Background: Human memory CD4+ T cells mediate adaptive immune responses via rapidly producing effector cytokines. Results: Memory CD4+ T cells highly express T-bet, which is closely correlated with IFN-γ production. Conclusion: Pre-existence and nuclear mobilization of T-bet in memory CD4+ T cells contribute to regulating the rapid production of IFN-γ. Significance: We declared a possible transcriptional mechanism for rapid production of cytokines by memory CD4+ T cells. We found that after stimulation for a few hours, memory but not naive CD4+ T cells produced a large amount of IFN-γ; however, the mechanism of rapid response of memory CD4+ T cells remains undefined.
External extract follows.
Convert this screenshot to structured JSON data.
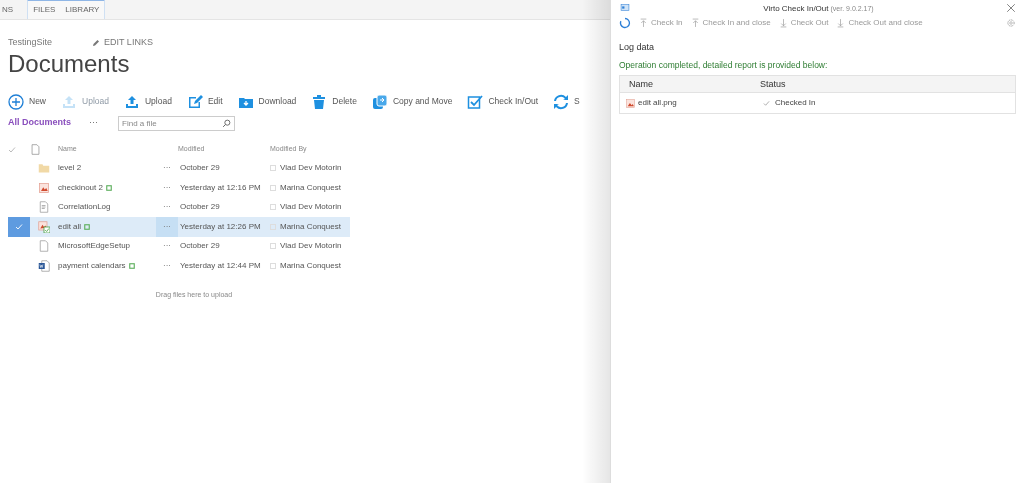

We compared the expression of transcription factors in resting or activated naive and memory CD4+ T cells and found that T-bet, but not pSTAT-1 or pSTAT-4, was highly expressed in resting memory CD4+ T cells and that phenotypic characteristics of T-bet+CD4+ T cells were CD45RAlowCD62Llow CCR7low. After short-term stimulation, purified memory CD4+ T cells rapidly produced effector cytokines that were closely associated with the pre-existence of T-bet. By contrast, resting naive CD4+ T cells did not express T-bet, and they produced cytokines only after sustained stimulation. Our further studies indicated that T-bet was expressed in the nuclei of resting memory CD4+ T cells, which might have important implications for rapid IFN-γ production. Our results indicate that the pre-existence and nuclear mobilization of T-bet in resting memory CD4+ T cells might be a possible transcriptional mechanism for rapid production of cytokines by human memory CD4+ T cells.